Tony was the first Australian cyclone of the 1979-80 season. It was one of the infrequent cyclones that occur in low latitudes of the Indian Ocean during winter and spring months. On 26 August 1979 a tropical low had developed on a shear line about 1300 km west-northwest of Cocos Island and by 1800 UTC 27 August 1979 it was estimated to have reached tropical cyclone intensity. Tony moved slowly west-southwest and attained peak intensity at about 1200 UTC 29 August 1979. The Dvorak satellite intensity analysis technique gave a central pressure of about 990 hPa and a maximum ten minute mean wind speed at peak intensity of about 95 km/h.

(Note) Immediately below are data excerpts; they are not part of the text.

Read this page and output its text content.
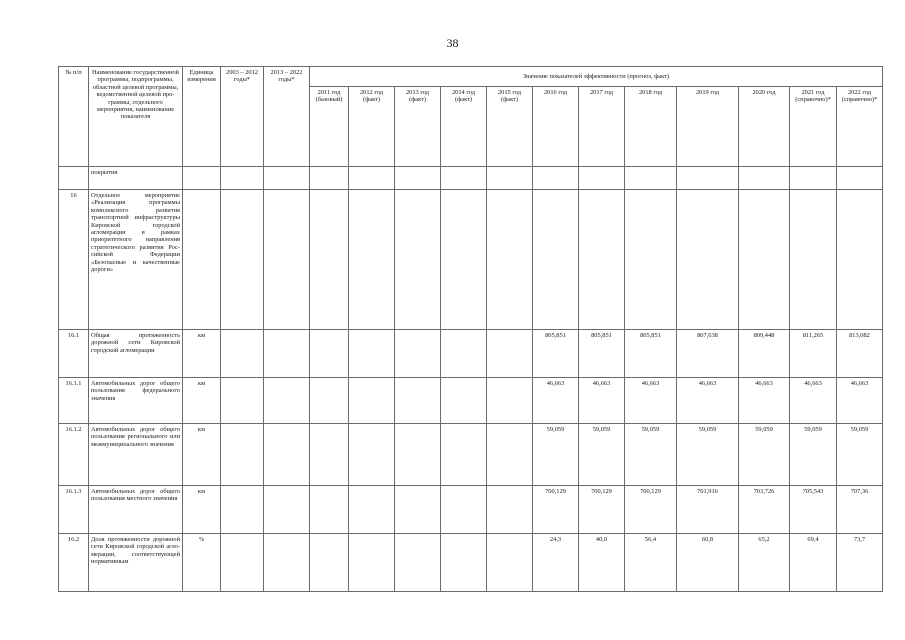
38
№ п/п	Наименование государственной программы, подпрограммы, областной целевой программы, ведомственной целевой программы, отдельного мероприятия, наименование показателя	Единица измерения	2003 – 2012 годы*	2013 – 2022 годы*	Значение показателей эффективности (прогноз, факт)											
					2011 год (базовый)	2012 год (факт)	2013 год (факт)	2014 год (факт)	2015 год (факт)	2016 год	2017 год	2018 год	2019 год	2020 год	2021 год (справочно)*	2022 год (справочно)*
	покрытия															
16	Отдельное мероприятие «Реализация программы комплексного развития транспортной инфраструктуры Кировской городской агломерации в рамках приоритетного направления стратегического развития Российской Федерации «Безопасные и качественные дороги»															
16.1	Общая протяженность дорожной сети Кировской городской агломерации	км								805,851	805,851	805,851	807,638	809,448	811,265	813,082
16.1.1	Автомобильных дорог общего пользования федерального значения	км								46,663	46,663	46,663	46,663	46,663	46,663	46,663
16.1.2	Автомобильных дорог общего пользования регионального или межмуниципального значения	км								59,059	59,059	59,059	59,059	59,059	59,059	59,059
16.1.3	Автомобильных дорог общего пользования местного значения	км								700,129	700,129	700,129	701,916	703,726	705,543	707,36
16.2	Доля протяженности дорожной сети Кировской городской агломерации, соответствующей нормативным	%								24,3	40,0	56,4	60,8	65,2	69,4	73,7
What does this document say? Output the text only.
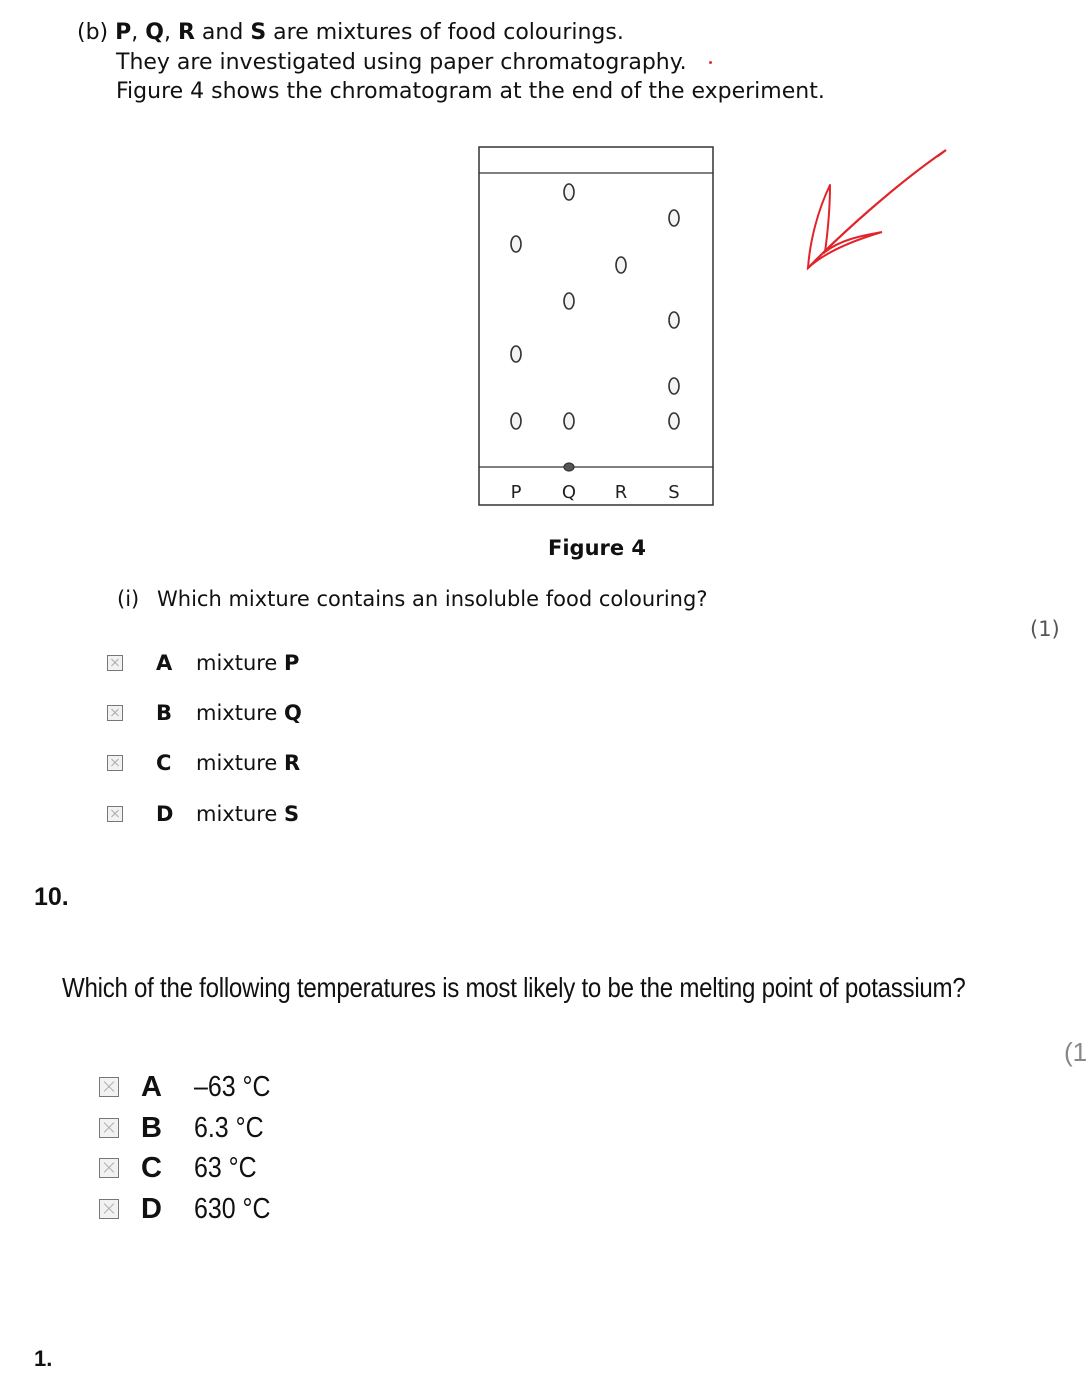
(b) P, Q, R and S are mixtures of food colourings.
They are investigated using paper chromatography.
Figure 4 shows the chromatogram at the end of the experiment.
P Q R S
Figure 4
(i) Which mixture contains an insoluble food colouring?
(1)
A	mixture P
B	mixture Q
C	mixture R
D	mixture S
10.
Which of the following temperatures is most likely to be the melting point of potassium?
(1
A	–63 °C
B	6.3 °C
C	63 °C
D	630 °C
1.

A striking feature of the surface pressure pattern during the lifetime of the cyclone was an intense anticyclone of about 1040 hPa some 2800 km to the south. On 26 and 27 August 1979 a mid-latitude cold outbreak on the eastern flank of the anticyclone (between longitudes 100°E and 110°E) produced a strong surge in the easterly trade winds to the south of the tropical low. This probably aided its development to tropical cyclone intensity. The steep pressure gradient between the tropical cyclone and the anticyclone to the south caused gale force winds to be experienced up to 1200 km from the storm centre. At 0000 UTC 28 August 1979 a ship about 150 km to the southwest reported a pressure of 1002.5 hPa and a sustained wind speed near 74 km/h. There were no reports within 100 km of the cyclone centre. Early on 30 August 1979 Tony crossed longitude 80°E into the Mauritius Region.
Tony occurred west of 90°E when the Australian region extended to 80°E.